From what I understand, the physical relevance and interest of a coherent state is that its dynamics closely resembles the one of its classical analogue.
For example, for a quantum SHO $\langle x \rangle \sim \cos(\omega t)$ and $\langle p \rangle \sim \sin(\omega t)$ just like in the classical case.

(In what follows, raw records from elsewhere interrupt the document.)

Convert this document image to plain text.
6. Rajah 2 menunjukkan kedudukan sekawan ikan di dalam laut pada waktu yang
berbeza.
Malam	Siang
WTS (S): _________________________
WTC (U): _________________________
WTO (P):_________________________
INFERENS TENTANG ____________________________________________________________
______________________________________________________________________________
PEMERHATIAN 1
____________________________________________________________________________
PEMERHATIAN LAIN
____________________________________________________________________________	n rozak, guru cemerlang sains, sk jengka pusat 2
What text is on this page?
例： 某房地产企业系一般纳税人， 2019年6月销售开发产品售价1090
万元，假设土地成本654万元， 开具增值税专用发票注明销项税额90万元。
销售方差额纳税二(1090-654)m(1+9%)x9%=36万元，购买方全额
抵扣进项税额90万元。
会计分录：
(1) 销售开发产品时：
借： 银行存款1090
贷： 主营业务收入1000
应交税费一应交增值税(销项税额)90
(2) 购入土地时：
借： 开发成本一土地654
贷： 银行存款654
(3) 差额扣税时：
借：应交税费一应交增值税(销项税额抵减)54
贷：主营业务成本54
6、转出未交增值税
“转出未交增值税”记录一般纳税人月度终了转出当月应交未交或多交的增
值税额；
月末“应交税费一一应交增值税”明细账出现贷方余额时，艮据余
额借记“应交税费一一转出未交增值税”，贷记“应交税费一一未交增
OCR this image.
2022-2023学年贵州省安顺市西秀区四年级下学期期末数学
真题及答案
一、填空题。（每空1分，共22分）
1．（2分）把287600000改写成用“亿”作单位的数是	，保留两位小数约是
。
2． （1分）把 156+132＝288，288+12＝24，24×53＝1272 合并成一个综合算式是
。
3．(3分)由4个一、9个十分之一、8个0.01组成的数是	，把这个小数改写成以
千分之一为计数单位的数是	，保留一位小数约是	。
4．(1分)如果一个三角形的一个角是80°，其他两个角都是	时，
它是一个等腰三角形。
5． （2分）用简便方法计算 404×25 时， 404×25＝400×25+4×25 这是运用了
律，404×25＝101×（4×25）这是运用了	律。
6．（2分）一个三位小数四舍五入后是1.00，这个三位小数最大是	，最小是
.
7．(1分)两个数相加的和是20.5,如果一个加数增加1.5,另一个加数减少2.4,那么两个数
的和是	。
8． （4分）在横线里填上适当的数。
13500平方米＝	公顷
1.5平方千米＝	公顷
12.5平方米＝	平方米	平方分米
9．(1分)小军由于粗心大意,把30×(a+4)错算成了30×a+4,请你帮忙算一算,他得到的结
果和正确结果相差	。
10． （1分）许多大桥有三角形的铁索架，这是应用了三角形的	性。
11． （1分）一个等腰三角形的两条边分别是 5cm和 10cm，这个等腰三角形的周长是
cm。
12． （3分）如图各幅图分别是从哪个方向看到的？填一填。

Mathematically, a coherent state $|\alpha\rangle$ is defined to be the eigenstate of the annihilation operator $a$, such that $$ a|\alpha\rangle = \alpha|\alpha\rangle.$$
Question: is there a relation between being the eigenstate of the annihilation operator and having a classical-resembling dynamics, or is it just a pure coincidence?
Best Answer
A maximally classical state should have minimum and equally distributed uncertainty in $X$ and $P$. In other words the uncertain in $X$ should equal the uncertainty in $P$ and this uncertainty should be as small as possible. This leads to $$ (X-\langle X\rangle)|\alpha\rangle=-i(P-\langle P\rangle)|\alpha\rangle $$ or if we rearrange the equation $$ \alpha|\alpha\rangle=\langle X+iP\rangle|\alpha\rangle=(X+iP)|\alpha\rangle=a|\alpha\rangle $$ where $a=X+iP$ is the lowering operator. It is important to realize that $|\alpha\rangle$ is still a quantum state. As you have pointed out, $\langle X\rangle$ and $\langle P\rangle$ follow the classical trajectory, but if you calculate the variance of $X$ and the variance of $P$ you will find they are non-zero. The uncertainty principle must be satisfied.